Il vento sul Covid è cambiato. Si sono convertiti o preparano il cetriolone?

Il vento sul Covid ha cominciato a cambiare attorno all’Epifania. Ieri, martedì 11 gennaio, e ancor più oggi, poi, tutti soffiano con vigore in una nuova direzione. E’ riassumibile così: ci vogliono anche le cure, i vaccini non bastano, non possiamo continuare a vaccinare e rivaccinare la gente ad intervalli di pochi mesi. Tutti quanti si sono convertiti? Forse. O forse si prepara un cetriolone.

Tutti parlavano sempre e solo di vaccini. Fino a pochi giorni fa addirittura spianavano diligentemente la strada alla quarta dose, definita necessaria dal boss di Moderna. Affermava in sostanza: mi stupirei se l’efficacia della terza dose durasse a lungo. Gli esperti  dunque marciavano imperterriti sulla strada del “Se funziona male, diamogliene di più”. Sì, purtroppo probabilmente la quarta dose ci vorrà, dichiarava il professor Cauda, consulente dell’EMA (l’agenzia UE per il farmaco) e direttore del Malattie infettive al Gemelli.

Ma ieri proprio l’EMA si è detta preoccupata per  una strategia basata su somministrazioni ripetute e ravvicinate del vaccino.  Può darsi che, per far cambiare il vento, sia stata decisiva la constatazione ufficializzata dall’OMS, l’Organizzazione Mondiale per la Sanità: nel giro di due mesi la variante Omicron del Covid contagerà mezza Europa, dove quasi tutti sono bi o tri vaccinati.
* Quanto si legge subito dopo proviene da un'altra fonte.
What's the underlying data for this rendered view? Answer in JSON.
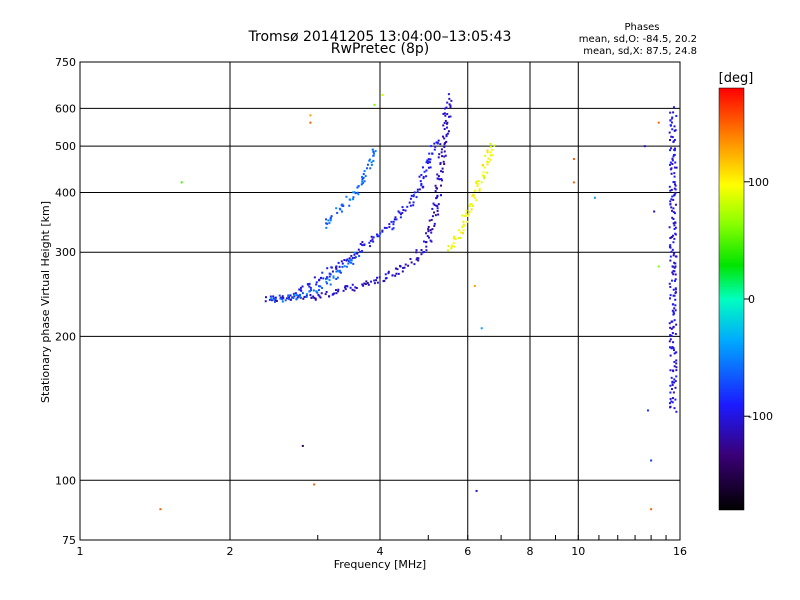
{
  "header": {
    "title": "Tromsø 20141205 13:04:00–13:05:43",
    "subtitle": "RwPretec (8p)",
    "phase_title": "Phases",
    "phase_o": "mean, sd,O: -84.5, 20.2",
    "phase_x": "mean, sd,X:  87.5, 24.8"
  },
  "chart_data": {
    "type": "scatter",
    "xlabel": "Frequency [MHz]",
    "ylabel": "Stationary phase Virtual Height [km]",
    "xscale": "log",
    "yscale": "log",
    "xlim": [
      1,
      16
    ],
    "ylim": [
      75,
      750
    ],
    "x_ticks": [
      1,
      2,
      4,
      6,
      8,
      10,
      16
    ],
    "x_tick_labels": [
      "1",
      "2",
      "4",
      "6",
      "8",
      "10",
      "16"
    ],
    "y_ticks": [
      75,
      100,
      200,
      300,
      400,
      500,
      600,
      750
    ],
    "y_tick_labels": [
      "75",
      "100",
      "200",
      "300",
      "400",
      "500",
      "600",
      "750"
    ],
    "grid": true,
    "colorbar": {
      "label": "[deg]",
      "range": [
        -180,
        180
      ],
      "ticks": [
        100,
        0,
        -100
      ],
      "tick_labels": [
        "100",
        "0",
        "-100"
      ]
    },
    "traces": [
      {
        "description": "O-mode E/F-layer trace",
        "phase_deg": -110,
        "x": [
          2.35,
          2.6,
          2.9,
          3.2,
          3.5,
          3.8,
          4.1,
          4.4,
          4.7,
          4.95,
          5.1,
          5.2,
          5.3,
          5.4,
          5.5
        ],
        "y": [
          240,
          240,
          242,
          246,
          252,
          258,
          266,
          276,
          290,
          310,
          340,
          380,
          450,
          530,
          640
        ]
      },
      {
        "description": "O-mode upper branch",
        "phase_deg": -95,
        "x": [
          2.7,
          3.0,
          3.3,
          3.6,
          3.9,
          4.2,
          4.5,
          4.8,
          5.0,
          5.2
        ],
        "y": [
          246,
          262,
          280,
          300,
          320,
          340,
          370,
          410,
          460,
          520
        ]
      },
      {
        "description": "O-mode lower branch",
        "phase_deg": -60,
        "x": [
          2.4,
          2.8,
          3.0,
          3.2,
          3.4,
          3.6
        ],
        "y": [
          238,
          244,
          252,
          262,
          278,
          298
        ]
      },
      {
        "description": "cyan echo patch",
        "phase_deg": -60,
        "x": [
          3.1,
          3.3,
          3.5,
          3.7,
          3.8,
          3.9
        ],
        "y": [
          340,
          365,
          390,
          420,
          455,
          500
        ]
      },
      {
        "description": "X-mode trace",
        "phase_deg": 95,
        "x": [
          5.5,
          5.7,
          5.9,
          6.1,
          6.3,
          6.5,
          6.7
        ],
        "y": [
          305,
          320,
          345,
          375,
          410,
          450,
          510
        ]
      },
      {
        "description": "vertical echo column near 15.5 MHz",
        "phase_deg": -100,
        "x": [
          15.5,
          15.5,
          15.5,
          15.5,
          15.5,
          15.5,
          15.5,
          15.5
        ],
        "y": [
          140,
          160,
          180,
          210,
          250,
          300,
          350,
          600
        ]
      }
    ],
    "scattered_points": [
      {
        "x": 1.6,
        "y": 420,
        "phase_deg": 45
      },
      {
        "x": 2.9,
        "y": 580,
        "phase_deg": 130
      },
      {
        "x": 2.9,
        "y": 560,
        "phase_deg": 150
      },
      {
        "x": 2.8,
        "y": 118,
        "phase_deg": -150
      },
      {
        "x": 2.95,
        "y": 98,
        "phase_deg": 150
      },
      {
        "x": 1.45,
        "y": 87,
        "phase_deg": 150
      },
      {
        "x": 3.9,
        "y": 610,
        "phase_deg": 60
      },
      {
        "x": 4.05,
        "y": 640,
        "phase_deg": 80
      },
      {
        "x": 6.4,
        "y": 208,
        "phase_deg": -40
      },
      {
        "x": 6.25,
        "y": 95,
        "phase_deg": -110
      },
      {
        "x": 6.2,
        "y": 255,
        "phase_deg": 130
      },
      {
        "x": 9.8,
        "y": 470,
        "phase_deg": 150
      },
      {
        "x": 9.8,
        "y": 420,
        "phase_deg": 150
      },
      {
        "x": 10.8,
        "y": 390,
        "phase_deg": -40
      },
      {
        "x": 13.6,
        "y": 500,
        "phase_deg": -110
      },
      {
        "x": 13.8,
        "y": 140,
        "phase_deg": -80
      },
      {
        "x": 14.0,
        "y": 110,
        "phase_deg": -80
      },
      {
        "x": 14.0,
        "y": 87,
        "phase_deg": 150
      },
      {
        "x": 14.2,
        "y": 365,
        "phase_deg": -110
      },
      {
        "x": 14.5,
        "y": 560,
        "phase_deg": 150
      },
      {
        "x": 14.5,
        "y": 280,
        "phase_deg": 60
      }
    ]
  }
}
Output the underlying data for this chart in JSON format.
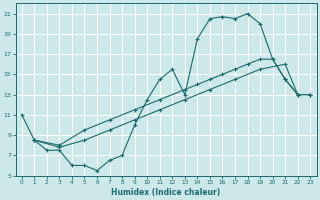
{
  "xlabel": "Humidex (Indice chaleur)",
  "bg_color": "#cde8e8",
  "line_color": "#1a6b6b",
  "grid_color": "#ffffff",
  "xlim": [
    -0.5,
    23.5
  ],
  "ylim": [
    5,
    22
  ],
  "yticks": [
    5,
    7,
    9,
    11,
    13,
    15,
    17,
    19,
    21
  ],
  "xticks": [
    0,
    1,
    2,
    3,
    4,
    5,
    6,
    7,
    8,
    9,
    10,
    11,
    12,
    13,
    14,
    15,
    16,
    17,
    18,
    19,
    20,
    21,
    22,
    23
  ],
  "line1_x": [
    0,
    1,
    2,
    3,
    4,
    5,
    6,
    7,
    8,
    9,
    10,
    11,
    12,
    13,
    14,
    15,
    16,
    17,
    18,
    19,
    20,
    21,
    22,
    23
  ],
  "line1_y": [
    11.0,
    8.5,
    7.5,
    7.5,
    6.0,
    6.0,
    5.5,
    6.5,
    7.0,
    10.0,
    12.5,
    14.5,
    15.5,
    13.0,
    18.5,
    20.5,
    20.7,
    20.5,
    21.0,
    20.0,
    16.5,
    14.5,
    13.0,
    13.0
  ],
  "line2_x": [
    1,
    3,
    5,
    7,
    9,
    11,
    13,
    14,
    15,
    16,
    17,
    18,
    19,
    20,
    21,
    22,
    23
  ],
  "line2_y": [
    8.5,
    8.0,
    9.5,
    10.5,
    11.5,
    12.5,
    13.5,
    14.0,
    14.5,
    15.0,
    15.5,
    16.0,
    16.5,
    16.5,
    14.5,
    13.0,
    13.0
  ],
  "line3_x": [
    1,
    3,
    5,
    7,
    9,
    11,
    13,
    15,
    17,
    19,
    21,
    22,
    23
  ],
  "line3_y": [
    8.5,
    7.8,
    8.5,
    9.5,
    10.5,
    11.5,
    12.5,
    13.5,
    14.5,
    15.5,
    16.0,
    13.0,
    13.0
  ]
}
E se è così, si fa davvero una figura barbina continuando a rincorrere la gente con una siringa.

Può darsi che questa sia la spiegazione. Fatto sta che è stato il Corriere della Sera a fiutare per primo il vento nuovo. In precedenza sostanzialmente allineato sul vaccino unica possibile salvezza, attorno all’Epifania ha suonato un’altra campana. Due articoli in pochi giorni. Il primo: la constatazione che in Africa, dove praticamente nessuno è vaccinato, non si è verificata nessuna strage. Il secondo: con una raffica di dosi, si rischia di mandare KO il sistema immunitario.

Di lì in poi, si sono aperte le cateratte. Fra ieri e oggi, dopo le parole di OMS ed EMA, si sono riposizionati tutti o quasi i talebani del vaccino: perfino il Papa. Manca solo Draghi.

Il Corriere della Sera si è messo a scrivere di cure. Il virostar Crisanti, che a Natale cantava Pfizer Bells, ha individuato problemi (anche lui!) in una strategia basata solo sui vaccini del tipo ora in circolazione. Si è avventurato nell’affermazione (fino ad una settimana fa considerabile un’eresia) che il virus diffondono i vaccinati: non i no vax. L’ex direttrice ISS (Istituto Superiore di Sanità) in un’intervista a La Stampa, riservata agli abbonati,  si è domandata se tanti decessi per Covid non dipendano dall’inadeguatezza del sistema sanitario. Quanto al Papa, se non ci si ferma al titolo dedicato al vaccino si constata che anche secondo lui, ora, le cure vanno sviluppate.

Come se non bastasse Bassetti – altro virostar esecutore di Pfizer Bellsha chiesto a Draghi di tranquillizzare gli italiani: tanti contagi ma pochi malati. Sostiene anche che con i criteri attuali di conteggio i numeri di ricoverati e morti sono gonfiati. In ottobre, per inciso, dava del terrapiattista a chi diceva una cosa del genere.

Che cosa è cambiato negli ultimi giorni? Cosa si sa, ora, che non fosse già ampiamente noto prima? Bisogna leggere con attenzione le parole con cui l’OMS – anche  l’OMS! – ha criticato i vaccini Covid, imperfetti sia per il tipo di protezione dalla malattia sia per la sua durata. L’OMS sostiene che bisogna aggiornarli affinché diventino migliori e si riduca così il numero di dosi.

E del resto, Pfizer è già al lavoro per una nuova versione del suo vaccino attiva anche contro la variante Omicron e in grado di fornire una protezione migliore contro la malattia grave. Sarà disponibile in primavera. Timeo danaos et dona ferentes, dicevano gli antichi: tante volte è saggio diffidare. Magari si sono convertiti tutti. Magari è in arrivo un vaccino del tutto analogo a quelli attuali ma definibile nuovo perché presentato come più potente, più duraturo, migliore. E sarebbe quello, appunto, il cetriolone.